The feature vector generated by CNN is then consumed by the binary SVM which is trained on each class independently. This SVM model takes the feature vector generated in previous CNN architecture and outputs a confidence score of the presence of an object in that region. However, there is an issue with training with SVM is that we required AlexNet feature vectors for training the SVM class. So, we could not train AlexNet and SVM independently in paralleled manner. This challenge is resolved in future versions of R-CNN (Fast R-CNN, Faster R-CNN, etc.).

Bounding Box Regressor

In order to precisely locate the bounding box in the image., we used a scale-invariant linear regression model called bounding box regressor. For training this model we take as predicted and Ground truth pairs of four dimensions of localization. These dimensions are (x, y, w, h) where x and y are the pixel coordinates of the center of the bounding box respectively. w and h represent the width and height of bounding boxes. This method increases the Mean Average precision (mAP) of the result by 3-4%. Output:

Now we have region proposals that are classified for every class label. In order to deal with the extra bounding box generated by the above model in the image, we use an algorithm called Non- maximum suppression.

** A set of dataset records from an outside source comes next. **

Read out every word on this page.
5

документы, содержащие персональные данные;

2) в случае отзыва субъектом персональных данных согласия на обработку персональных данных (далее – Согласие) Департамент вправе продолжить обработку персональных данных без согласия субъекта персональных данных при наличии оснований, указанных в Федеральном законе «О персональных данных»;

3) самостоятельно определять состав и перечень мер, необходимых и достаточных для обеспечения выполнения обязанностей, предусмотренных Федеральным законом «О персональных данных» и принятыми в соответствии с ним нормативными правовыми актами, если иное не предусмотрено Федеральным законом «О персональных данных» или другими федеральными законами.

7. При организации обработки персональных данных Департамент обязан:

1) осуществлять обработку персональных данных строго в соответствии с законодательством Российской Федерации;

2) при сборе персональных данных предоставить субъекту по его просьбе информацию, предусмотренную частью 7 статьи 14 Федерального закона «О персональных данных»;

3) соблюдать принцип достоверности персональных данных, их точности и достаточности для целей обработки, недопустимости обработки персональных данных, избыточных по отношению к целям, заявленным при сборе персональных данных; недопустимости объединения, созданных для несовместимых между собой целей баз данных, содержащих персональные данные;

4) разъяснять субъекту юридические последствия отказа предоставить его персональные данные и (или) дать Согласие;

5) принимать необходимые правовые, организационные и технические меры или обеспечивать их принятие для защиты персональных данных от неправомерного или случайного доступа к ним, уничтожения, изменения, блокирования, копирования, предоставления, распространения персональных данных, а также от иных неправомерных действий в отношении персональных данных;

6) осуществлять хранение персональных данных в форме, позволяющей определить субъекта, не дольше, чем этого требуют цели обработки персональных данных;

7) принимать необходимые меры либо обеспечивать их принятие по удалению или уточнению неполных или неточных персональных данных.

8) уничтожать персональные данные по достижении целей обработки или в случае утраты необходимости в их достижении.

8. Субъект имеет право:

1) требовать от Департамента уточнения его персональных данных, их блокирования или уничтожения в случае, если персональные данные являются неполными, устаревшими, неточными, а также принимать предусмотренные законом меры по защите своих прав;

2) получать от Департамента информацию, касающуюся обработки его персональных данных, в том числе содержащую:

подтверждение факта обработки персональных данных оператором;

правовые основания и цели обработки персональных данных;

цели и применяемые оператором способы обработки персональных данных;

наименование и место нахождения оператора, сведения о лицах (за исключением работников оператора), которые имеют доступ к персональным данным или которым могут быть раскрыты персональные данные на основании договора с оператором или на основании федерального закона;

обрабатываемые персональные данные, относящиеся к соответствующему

It works in 3 steps:

  • Discard those objects where the confidence score is less than a certain threshold value( say 0.5).
  • Select the region which has the highest probability among candidates regions for the object as the predicted region.
  • In the final step, we discard those regions which have IoU (intersection Over Union) with the predicted region over 0.5.

 

After that, we can obtain output by plotting these bounding boxes on the input image and labeling objects that are present in bounding boxes. 

Results

The R-CNN gives a Mean Average Precision (mAPs) of 53.7% on VOC 2010 dataset. On 200-class ILSVRC 2013 object detection dataset it gives an mAP of 31.4% which is a large improvement from the previous best of 24.3%. However, this architecture is very slow to train and takes ~ 49 sec to generate test results on a single image of the VOC 2007 dataset.

Challenges of R-CNN

  • The selective Search algorithm is very rigid and there is no learning happening in that. This sometimes leads to bad region proposal generation for object detection.
  • Since there are approximately 2000 candidate proposals. It takes a lot of time to train the network. Also, we need to train multiple steps separately (CNN architecture, SVM model, bounding box regressor). So, This makes it very slow to implement.
  • R-CNN can not be used in real-time because it takes approximately 50 sec to test an image with a bounding box regressor.
  • Since we need to save feature maps of all the region proposals. It also increases the amount of disk memory required during training.